Hmmm, that’s unfortunate. Luckily with some googling, this may just be a result of my ‘out of the box’ setup, or a result of creating a separate Root CA server instead of setting it up on my DC.
This is easily solved by created a new certificate on the DC as outlined at the bottom of this issue on Github.
With the certificate created, we have success!
Included in the Rubeus output is the base64 ticket we can use for pass the ticket commands, and at the bottom is our Nt Hash!
This hash and the corresponding base64 blob(after being converted) can be used for additional auth in other offensive tools like Impacket, without needing to know the users actual password.
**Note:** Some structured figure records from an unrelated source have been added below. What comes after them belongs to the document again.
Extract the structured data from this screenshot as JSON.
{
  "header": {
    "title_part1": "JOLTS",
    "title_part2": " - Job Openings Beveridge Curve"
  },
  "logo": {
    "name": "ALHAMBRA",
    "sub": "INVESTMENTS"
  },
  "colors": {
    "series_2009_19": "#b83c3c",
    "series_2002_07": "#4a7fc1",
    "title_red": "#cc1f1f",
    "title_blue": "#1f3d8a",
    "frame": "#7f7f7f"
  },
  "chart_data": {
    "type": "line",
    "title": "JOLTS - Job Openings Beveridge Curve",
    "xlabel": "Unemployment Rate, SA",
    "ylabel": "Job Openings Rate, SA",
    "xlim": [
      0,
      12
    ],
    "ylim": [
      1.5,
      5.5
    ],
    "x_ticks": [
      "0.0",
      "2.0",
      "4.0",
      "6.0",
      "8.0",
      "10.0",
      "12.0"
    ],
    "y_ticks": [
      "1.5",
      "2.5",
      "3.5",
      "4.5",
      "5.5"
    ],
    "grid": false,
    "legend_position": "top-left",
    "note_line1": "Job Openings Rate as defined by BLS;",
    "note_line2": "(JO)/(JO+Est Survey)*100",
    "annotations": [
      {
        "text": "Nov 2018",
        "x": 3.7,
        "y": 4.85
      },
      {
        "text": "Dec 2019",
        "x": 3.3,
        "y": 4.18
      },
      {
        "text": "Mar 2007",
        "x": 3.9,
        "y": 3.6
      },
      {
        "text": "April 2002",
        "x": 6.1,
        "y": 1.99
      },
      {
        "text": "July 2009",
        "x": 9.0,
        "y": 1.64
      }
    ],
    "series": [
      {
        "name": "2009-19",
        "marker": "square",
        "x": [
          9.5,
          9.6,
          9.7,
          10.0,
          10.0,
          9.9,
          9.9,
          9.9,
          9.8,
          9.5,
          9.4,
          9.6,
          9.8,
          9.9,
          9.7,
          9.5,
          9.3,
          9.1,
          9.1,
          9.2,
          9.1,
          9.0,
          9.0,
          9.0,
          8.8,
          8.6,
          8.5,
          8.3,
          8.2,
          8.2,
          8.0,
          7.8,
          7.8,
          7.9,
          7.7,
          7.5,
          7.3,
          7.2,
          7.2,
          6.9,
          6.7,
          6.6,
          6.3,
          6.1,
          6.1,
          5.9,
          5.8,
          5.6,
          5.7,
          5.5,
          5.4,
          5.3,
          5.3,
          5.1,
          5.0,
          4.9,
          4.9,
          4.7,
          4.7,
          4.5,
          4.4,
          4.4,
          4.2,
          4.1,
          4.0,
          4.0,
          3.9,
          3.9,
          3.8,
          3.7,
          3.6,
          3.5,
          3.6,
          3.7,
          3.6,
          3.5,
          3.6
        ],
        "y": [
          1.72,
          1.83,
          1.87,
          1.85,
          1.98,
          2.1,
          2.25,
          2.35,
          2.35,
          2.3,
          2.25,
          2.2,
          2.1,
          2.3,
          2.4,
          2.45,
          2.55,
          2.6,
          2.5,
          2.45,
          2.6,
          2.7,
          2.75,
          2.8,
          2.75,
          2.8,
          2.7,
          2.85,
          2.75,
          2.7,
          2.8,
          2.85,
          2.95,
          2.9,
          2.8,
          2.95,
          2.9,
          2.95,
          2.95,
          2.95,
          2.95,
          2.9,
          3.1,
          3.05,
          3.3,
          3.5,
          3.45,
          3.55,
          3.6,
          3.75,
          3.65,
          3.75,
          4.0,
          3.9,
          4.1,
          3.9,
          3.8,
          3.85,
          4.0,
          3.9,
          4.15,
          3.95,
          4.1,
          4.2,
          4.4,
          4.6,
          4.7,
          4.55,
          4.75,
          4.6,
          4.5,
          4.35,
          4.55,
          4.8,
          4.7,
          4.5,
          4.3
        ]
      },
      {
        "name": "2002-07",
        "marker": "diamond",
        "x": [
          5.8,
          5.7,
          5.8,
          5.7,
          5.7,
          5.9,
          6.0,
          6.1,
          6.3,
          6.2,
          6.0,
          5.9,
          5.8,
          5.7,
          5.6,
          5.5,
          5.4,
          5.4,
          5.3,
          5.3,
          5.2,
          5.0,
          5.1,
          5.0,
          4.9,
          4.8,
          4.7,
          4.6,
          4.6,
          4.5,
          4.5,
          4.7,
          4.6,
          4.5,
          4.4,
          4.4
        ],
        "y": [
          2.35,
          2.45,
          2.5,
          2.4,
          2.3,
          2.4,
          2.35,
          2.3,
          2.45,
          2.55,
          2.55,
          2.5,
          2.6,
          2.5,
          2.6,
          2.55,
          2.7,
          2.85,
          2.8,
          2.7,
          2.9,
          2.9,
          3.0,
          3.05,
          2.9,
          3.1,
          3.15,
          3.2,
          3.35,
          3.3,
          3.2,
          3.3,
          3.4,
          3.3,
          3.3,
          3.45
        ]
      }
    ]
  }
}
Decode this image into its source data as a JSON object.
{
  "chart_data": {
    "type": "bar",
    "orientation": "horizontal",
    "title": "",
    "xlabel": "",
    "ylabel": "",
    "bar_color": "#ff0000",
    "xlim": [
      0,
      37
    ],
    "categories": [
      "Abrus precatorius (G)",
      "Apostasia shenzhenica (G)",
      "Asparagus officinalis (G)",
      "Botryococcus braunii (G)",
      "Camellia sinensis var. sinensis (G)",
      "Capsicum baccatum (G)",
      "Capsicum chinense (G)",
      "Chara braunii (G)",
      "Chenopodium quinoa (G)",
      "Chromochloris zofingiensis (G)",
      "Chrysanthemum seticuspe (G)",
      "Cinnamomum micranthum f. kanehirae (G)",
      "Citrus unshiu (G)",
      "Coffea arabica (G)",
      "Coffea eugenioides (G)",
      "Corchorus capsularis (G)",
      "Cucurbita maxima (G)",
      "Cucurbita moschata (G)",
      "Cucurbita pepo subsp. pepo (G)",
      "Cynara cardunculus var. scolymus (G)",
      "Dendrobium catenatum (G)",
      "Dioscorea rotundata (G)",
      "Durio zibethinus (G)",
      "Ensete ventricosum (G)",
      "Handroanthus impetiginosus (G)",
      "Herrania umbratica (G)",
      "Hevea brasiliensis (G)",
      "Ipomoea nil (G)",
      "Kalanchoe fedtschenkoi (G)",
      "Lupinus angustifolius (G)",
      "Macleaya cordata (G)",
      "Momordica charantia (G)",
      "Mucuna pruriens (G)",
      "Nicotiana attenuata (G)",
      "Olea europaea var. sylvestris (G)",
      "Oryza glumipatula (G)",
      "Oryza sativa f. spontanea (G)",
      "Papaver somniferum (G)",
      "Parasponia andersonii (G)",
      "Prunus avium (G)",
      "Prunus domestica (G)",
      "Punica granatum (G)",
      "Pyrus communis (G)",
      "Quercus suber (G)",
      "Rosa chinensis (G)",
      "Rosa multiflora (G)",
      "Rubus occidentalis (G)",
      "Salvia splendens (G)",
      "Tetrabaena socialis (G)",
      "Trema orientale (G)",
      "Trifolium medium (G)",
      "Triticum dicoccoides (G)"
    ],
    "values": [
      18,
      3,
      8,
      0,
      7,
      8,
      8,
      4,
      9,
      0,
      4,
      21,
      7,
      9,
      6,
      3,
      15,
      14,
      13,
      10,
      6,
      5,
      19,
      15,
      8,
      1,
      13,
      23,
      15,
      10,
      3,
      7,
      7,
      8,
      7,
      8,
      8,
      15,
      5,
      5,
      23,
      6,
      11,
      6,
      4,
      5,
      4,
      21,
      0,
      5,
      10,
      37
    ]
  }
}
And of course, I started researching this in order to write a detection for it, so let’s see what that would look like in the Active Directory logs.
Detection
First we expect EventCode 4768, ‘A Kerberos authentication ticket (TGT) as requested’, followed by EventCode 4769, ‘A Kerberos service ticket was requested’. These will of course be typical in kerberos authentication flows, but theres a way to focus in on only the events that we really want. The subject user will be the same in both, our low privilege user Alice, however the key part is the Ticket Options present in the 4769 event.
Note a couple of things.
Firstly 4768 contains some very useful certificate information. This of course is the certificate that was requested by us, but it could be compared to either certificate request logs, or the certificate management gui on the Root CA server to identify the template used and more info, so its useful here for enrichment. Secondly, the Ticket Options in this case is actually pretty specific. There’s a stellar article HERE from Henri Hambartsumyan that breaks this down. Definitely check that out, it was immensely helpful for me in building this out!
Basically, looking at the source code for multiple offensive tools, we can narrow in on what ticket options are used when requesting the credentials, and we can use that to isolate the suspicious events!
So this 4769 event confirms what we expect based on the article, and we can use this to create a detection that looks for 4769 events with Ticket Options equal to either “0x40800018” or “0x40810018”, the first being the hex value WITHOUT the ‘CANNONICALIZE’ bit value set. See the MSdocs for more information.
You can then combine this with the 4768 event to pull out the certificate information, to add further enrichment to the detection results.
In Splunk you could do something like this
index=windowseventlogs sourcetype=wineventlog (EventCode=4769 Ticket_Options IN ("0x40800018","0x40810018") ) OR (EventCode=4768 Ticket_Options="0x40800010")
Noting that Ticket_Options=0x40800018 is Forwardable, Renewable, Renewable_ok, Enc_tkt_in_skey and Ticket_Options=0x40810018 is Forwardable, Renewable, Canonicalize, Renewable_ok, Enc_tkt_in_skey.
In our environment, this is a very high fidelity detection so it should be very useful in the future!